From the Loch a Tuath News January 2000
I spoke last month about things past. The end of the year is a time for reflection and retrospection, to remind ourselves of where we have come from. Last year's end was more significant than most, marking the boundary of a decade, a century and a millennium. We are now over the threshold, and into the newness of the year 2000.
January was called after the two-headed Greek god Janus. His great ability was the ability to look in two directions. There is a sense in which we are like that at this juncture of world history. We look back, but we are also called to look ahead. Christian hope means nothing if it does not mean that there is prospection as well as retrospection.
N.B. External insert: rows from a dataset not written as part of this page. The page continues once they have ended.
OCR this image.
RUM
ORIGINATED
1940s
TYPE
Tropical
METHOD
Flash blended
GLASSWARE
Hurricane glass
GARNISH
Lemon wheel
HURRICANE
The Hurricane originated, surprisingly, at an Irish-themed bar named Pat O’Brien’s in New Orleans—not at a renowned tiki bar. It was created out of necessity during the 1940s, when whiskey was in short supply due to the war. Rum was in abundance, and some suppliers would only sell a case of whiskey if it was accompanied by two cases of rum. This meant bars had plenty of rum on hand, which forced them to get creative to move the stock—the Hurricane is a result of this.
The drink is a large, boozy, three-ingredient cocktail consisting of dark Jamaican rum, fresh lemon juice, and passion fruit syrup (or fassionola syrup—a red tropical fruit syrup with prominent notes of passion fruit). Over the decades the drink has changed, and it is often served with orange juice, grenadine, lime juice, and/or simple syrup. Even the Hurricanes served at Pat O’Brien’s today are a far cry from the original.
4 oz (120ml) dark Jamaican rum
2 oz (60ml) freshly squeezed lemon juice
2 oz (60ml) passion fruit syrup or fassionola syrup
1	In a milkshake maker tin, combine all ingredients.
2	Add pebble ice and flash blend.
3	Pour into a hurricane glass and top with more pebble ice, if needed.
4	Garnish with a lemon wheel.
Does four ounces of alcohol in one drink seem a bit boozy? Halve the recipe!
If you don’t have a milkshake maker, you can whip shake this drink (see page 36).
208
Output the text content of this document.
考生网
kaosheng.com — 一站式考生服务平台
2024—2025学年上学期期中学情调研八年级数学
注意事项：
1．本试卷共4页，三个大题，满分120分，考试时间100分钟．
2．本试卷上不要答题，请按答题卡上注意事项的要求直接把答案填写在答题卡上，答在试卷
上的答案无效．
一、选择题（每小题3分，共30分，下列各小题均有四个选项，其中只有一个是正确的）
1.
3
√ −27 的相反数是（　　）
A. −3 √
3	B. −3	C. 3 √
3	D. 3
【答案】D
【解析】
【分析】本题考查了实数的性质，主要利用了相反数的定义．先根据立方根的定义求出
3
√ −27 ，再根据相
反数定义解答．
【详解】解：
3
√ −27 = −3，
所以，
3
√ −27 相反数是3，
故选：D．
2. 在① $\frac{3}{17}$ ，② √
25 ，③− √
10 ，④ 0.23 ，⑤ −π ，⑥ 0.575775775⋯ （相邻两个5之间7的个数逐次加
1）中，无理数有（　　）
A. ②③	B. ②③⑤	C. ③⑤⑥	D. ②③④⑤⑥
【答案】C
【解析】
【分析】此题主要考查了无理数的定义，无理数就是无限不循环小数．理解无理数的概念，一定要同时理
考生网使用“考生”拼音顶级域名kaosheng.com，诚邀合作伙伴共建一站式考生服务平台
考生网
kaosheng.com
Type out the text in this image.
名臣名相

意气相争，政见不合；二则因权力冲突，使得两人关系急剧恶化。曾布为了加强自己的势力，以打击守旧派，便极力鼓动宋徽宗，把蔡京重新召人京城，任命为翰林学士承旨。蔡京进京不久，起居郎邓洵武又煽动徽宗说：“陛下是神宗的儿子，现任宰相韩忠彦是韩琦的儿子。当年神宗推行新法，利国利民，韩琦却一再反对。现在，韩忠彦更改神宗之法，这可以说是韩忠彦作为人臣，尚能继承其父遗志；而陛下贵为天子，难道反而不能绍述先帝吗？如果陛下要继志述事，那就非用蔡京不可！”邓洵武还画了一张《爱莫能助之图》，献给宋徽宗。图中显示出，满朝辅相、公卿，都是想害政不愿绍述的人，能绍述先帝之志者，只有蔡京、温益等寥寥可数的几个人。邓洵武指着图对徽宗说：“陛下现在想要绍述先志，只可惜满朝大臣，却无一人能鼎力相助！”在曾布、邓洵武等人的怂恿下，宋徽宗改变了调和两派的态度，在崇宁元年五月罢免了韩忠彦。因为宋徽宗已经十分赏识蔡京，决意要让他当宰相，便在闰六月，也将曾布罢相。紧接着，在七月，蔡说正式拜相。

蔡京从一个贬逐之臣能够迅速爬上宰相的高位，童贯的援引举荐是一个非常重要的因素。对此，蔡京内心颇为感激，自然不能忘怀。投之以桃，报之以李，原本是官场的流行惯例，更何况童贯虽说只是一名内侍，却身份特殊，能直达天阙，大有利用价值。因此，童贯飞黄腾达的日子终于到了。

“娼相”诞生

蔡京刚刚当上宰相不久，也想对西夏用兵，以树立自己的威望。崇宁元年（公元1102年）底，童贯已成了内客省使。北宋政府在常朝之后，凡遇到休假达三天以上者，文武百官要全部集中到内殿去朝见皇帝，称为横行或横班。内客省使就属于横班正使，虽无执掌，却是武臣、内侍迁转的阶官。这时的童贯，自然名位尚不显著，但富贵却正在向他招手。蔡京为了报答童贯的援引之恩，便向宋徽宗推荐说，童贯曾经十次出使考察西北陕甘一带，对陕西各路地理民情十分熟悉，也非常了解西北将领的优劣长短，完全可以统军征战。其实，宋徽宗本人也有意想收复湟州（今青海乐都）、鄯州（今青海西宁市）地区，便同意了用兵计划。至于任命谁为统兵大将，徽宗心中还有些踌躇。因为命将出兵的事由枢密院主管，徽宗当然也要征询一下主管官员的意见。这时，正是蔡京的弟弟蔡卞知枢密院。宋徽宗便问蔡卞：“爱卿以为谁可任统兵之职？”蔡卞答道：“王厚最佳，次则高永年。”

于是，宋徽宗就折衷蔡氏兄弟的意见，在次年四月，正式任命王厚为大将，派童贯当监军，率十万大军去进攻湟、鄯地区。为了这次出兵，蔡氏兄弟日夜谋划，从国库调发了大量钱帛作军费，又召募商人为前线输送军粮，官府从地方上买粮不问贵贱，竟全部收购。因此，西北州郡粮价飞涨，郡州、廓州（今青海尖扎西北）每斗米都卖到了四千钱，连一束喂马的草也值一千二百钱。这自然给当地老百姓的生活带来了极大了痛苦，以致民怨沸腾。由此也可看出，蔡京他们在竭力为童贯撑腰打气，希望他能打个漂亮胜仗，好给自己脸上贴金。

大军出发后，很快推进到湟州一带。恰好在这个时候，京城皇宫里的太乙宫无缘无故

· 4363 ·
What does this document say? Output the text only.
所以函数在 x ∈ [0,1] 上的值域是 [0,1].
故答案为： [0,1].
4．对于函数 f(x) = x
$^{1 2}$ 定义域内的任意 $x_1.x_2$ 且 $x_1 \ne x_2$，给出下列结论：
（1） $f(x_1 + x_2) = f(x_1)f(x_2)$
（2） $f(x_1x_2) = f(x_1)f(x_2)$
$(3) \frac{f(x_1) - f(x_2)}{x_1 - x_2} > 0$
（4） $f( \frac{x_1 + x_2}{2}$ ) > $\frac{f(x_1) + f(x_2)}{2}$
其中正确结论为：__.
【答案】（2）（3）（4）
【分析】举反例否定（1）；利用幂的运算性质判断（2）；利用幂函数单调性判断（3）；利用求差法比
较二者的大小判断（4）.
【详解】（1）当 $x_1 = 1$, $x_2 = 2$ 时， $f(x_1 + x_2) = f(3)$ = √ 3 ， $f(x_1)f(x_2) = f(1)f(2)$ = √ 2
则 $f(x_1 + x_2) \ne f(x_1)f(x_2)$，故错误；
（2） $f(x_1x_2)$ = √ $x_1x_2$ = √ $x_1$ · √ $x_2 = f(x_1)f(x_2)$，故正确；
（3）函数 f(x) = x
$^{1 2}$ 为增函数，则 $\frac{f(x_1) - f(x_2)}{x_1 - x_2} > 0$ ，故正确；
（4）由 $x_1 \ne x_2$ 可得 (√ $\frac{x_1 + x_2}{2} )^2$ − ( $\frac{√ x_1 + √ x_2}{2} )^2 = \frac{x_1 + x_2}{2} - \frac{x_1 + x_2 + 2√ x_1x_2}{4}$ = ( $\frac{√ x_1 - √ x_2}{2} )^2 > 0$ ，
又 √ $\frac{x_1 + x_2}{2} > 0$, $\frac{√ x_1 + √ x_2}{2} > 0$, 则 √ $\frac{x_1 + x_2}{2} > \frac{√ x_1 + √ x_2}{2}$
While we talk of looking back to the past, as if we were walking into the future, there was an ancient Jewish tradition which spoke of the past as being in front of us. After all, it is the past we can see. The future is what is unknown, and, in a sense, behind our back. We are walking backwards into the future, not knowing what may lie ahead. Sometimes, given the enormity of some of the things we are called to endure, we are thankful that that is the case.
But I think Christian hope means the ability to face the future, for all that it is unknown. Hope is a great thing. It is not a blind, wishful desire for things to turn out alright, but an expression of confidence in the God to whom past, present and future are all known. Faith in him is the substance of things hoped for. Christ, we are told, endured the cross because he looked forward to the glory that was to follow. Paul lived the Christian life forgetting what was behind and pressing to what lay ahead. The way of Christ, two thousand years on, is the way of hope, the way that fills a new millennium with things to long for.
The Bible's self-attestation is that it is through the Scriptures that we have hope (Romans 15:4). In spite of all that modern science, and even modern theology, has told us, we still have a Bible which authenticates itself as a word from Heaven for our souls. Through that Bible there is hope for us. Let us dedicate ourselves to the Book at the beginning of this new decade.
We also know that Christ is our hope (Colossians 1:27; 1 Timothy 1:1). It is through union with Him, and through having a living, powerful relationship with him that we can enjoy the dynamism of a good hope through grace. There is no hope for us apart from the Person of the God-Man and the work of his cross. May we dedicate ourselves to the Mediator at the beginning of this new era.
We know too that our hope is in God's saving work in the lives of men. Our helmet, Paul says in 1 Thessalonians 5:8, is the hope of salvation. It is possible to have God working in our lives. It is possible to face the future knowing that what he did to save, bears results in the salvation of men and women. May we dedicate ourselves to making that Salvation known at the beginning of this new age.
Hope. We all need it. We can live without much, but without hope there is nothing to life. So I have a dream for the year 2000; the dream of a full church, of a happy religion, of a revival blessing, of continued preaching, of hundreds of conversions, of peaceful living. I have a dream of peace on earth and goodwill to men. I have a dream that God will come down and visit us this year. That is the hope that fuels every sermon I preach and every endeavour I make.
May our dreams be turned to reality, and may you have a prosperous and blessed year 2000.